Memory is a function of subconscious mind. Memory is used in two senses. We say, .Mr. John has got a good memory. Here it means that Mr. John.s capacity of the mind to store up its past experiences is very good. Sometimes we say, I have no memory of that incident. Here, you cannot bring up to the surface of the conscious mind, in its original form, the incident that took place some years ago. It is an act of remembering. You do not get any new knowledge through memory. It is only a reproduction.
How does Memory arise?
Suppose you have received a nice watch as a present from your amiable friend. When you use the watch, it sometimes reminds you of your friend. You think of him for a cause of memory.
If your brother is a tall man, the sight of a similar tall man in another place will bring to your mind the memory of your brother. This is memory due to the similarity of objects.
Suppose you have seen a dwarf at Madrid. When you see a very tall man, this will remind you of the dwarf whom you saw at Madrid. The sight of a big palace will remind you of a peasant's hut. This memory is due to dissimilarity in objects.
When you walk along the road on a stormy day, if you happen to see a fallen tree, you conclude that the tree has fallen owing to the storm. In this case, the memory is due to the relation between cause and effect.
The new impressions wash away the old impressions. If the impressions are fresh and recent, it is easy to recall them back quickly. They come up again from the depths of the subconscious mind to the surface of the conscious mind. Revival of old impressions takes place. If you visit once the college wherefrom you received your education, ten years after you became an officer in the Government, all the previous impressions of your college days will be revived now. You will remember now your old professors, old friends, old books and various other things.
The Process of Recollection
When you desire to remember a thing, you will have to make a psychic exertion.
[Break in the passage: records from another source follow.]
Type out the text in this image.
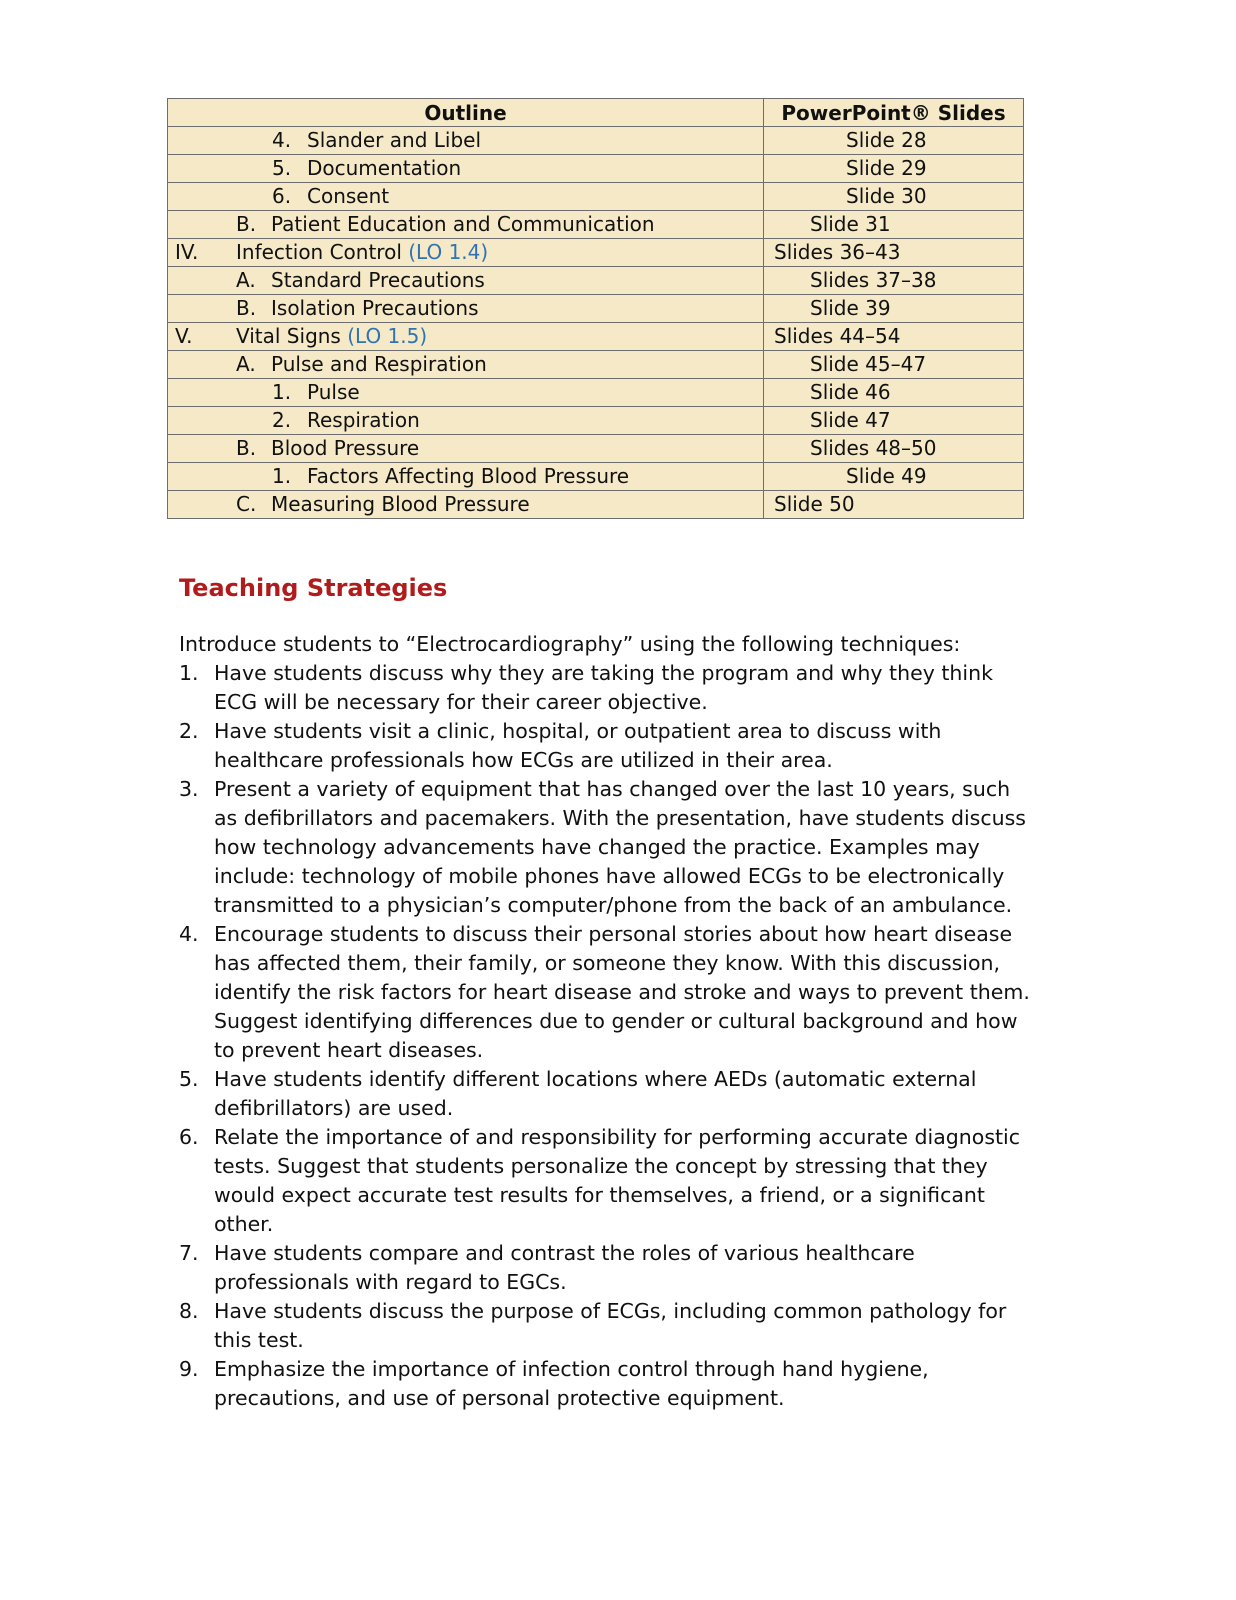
Outline	PowerPoint® Slides

4. Slander and Libel	Slide 28

5. Documentation	Slide 29

6. Consent	Slide 30

B. Patient Education and Communication	Slide 31

IV. Infection Control (LO 1.4)	Slides 36–43

A. Standard Precautions	Slides 37–38

B. Isolation Precautions	Slide 39

V. Vital Signs (LO 1.5)	Slides 44–54

A. Pulse and Respiration	Slide 45–47

1. Pulse	Slide 46

2. Respiration	Slide 47

B. Blood Pressure	Slides 48–50

1. Factors Affecting Blood Pressure	Slide 49

C. Measuring Blood Pressure	Slide 50
Teaching Strategies

Introduce students to “Electrocardiography” using the following techniques:

1. Have students discuss why they are taking the program and why they think ECG will be necessary for their career objective.
2. Have students visit a clinic, hospital, or outpatient area to discuss with healthcare professionals how ECGs are utilized in their area.
3. Present a variety of equipment that has changed over the last 10 years, such as defibrillators and pacemakers. With the presentation, have students discuss how technology advancements have changed the practice. Examples may include: technology of mobile phones have allowed ECGs to be electronically transmitted to a physician’s computer/phone from the back of an ambulance.
4. Encourage students to discuss their personal stories about how heart disease has affected them, their family, or someone they know. With this discussion, identify the risk factors for heart disease and stroke and ways to prevent them. Suggest identifying differences due to gender or cultural background and how to prevent heart diseases.
5. Have students identify different locations where AEDs (automatic external defibrillators) are used.
6. Relate the importance of and responsibility for performing accurate diagnostic tests. Suggest that students personalize the concept by stressing that they would expect accurate test results for themselves, a friend, or a significant other.
7. Have students compare and contrast the roles of various healthcare professionals with regard to EGCs.
8. Have students discuss the purpose of ECGs, including common pathology for this test.
9. Emphasize the importance of infection control through hand hygiene, precautions, and use of personal protective equipment.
You will have to go up and down into the depths of the different levels of subconsciousness and then pick up the right thing from a curious mixture of multifarious irrelevant matter. The subconscious mind can pick up the right thing from a heap of various matters.
In a big surgical clinic, the assistant surgeon allows only one patient to enter the consultation room of the senior surgeon for examination. Even so, the mind allows one idea only to enter the mental factory at a time through the mind door. The subconscious mind brings to the threshold of the conscious mind, during an act of memory, the right thing at the right moment, suppressing all others. It serves the part of a censor and allows only relevant memories to pass by. What a wonderful mechanism it is! Who is the driver for these dual minds? Who created these? What a magnanimous Being He must be! My hairs stand on their ends when I think of Him! Don.t you like to dwell with Him? What a great privilege and joy it is to be in communion with Him!
When you try to remember something, sometimes you cannot remember. After some time, the forgotten something flashes out to the conscious mind. How do you explain this? It is a slip of memory. The impressions of the particular thing has sunk deep. The Subconscious mind, which is the storehouse of impression, has to exert a bit, to analyse and sort and bring it to the surface of the conscious mind through the trapdoor. After some exertion, revival of the old impressions takes place and the forgotten idea, or name of a person, which you wished to recollect sometime back, suddenly flashes to the conscious or objective mind. There ought to have been some congestion in the brain, which might have prevented the revival of a forgotten thing, idea or person. As soon as the congestion is relieved, the forgotten idea floats on the surface of the mind. When the mind is calm, memory becomes keen.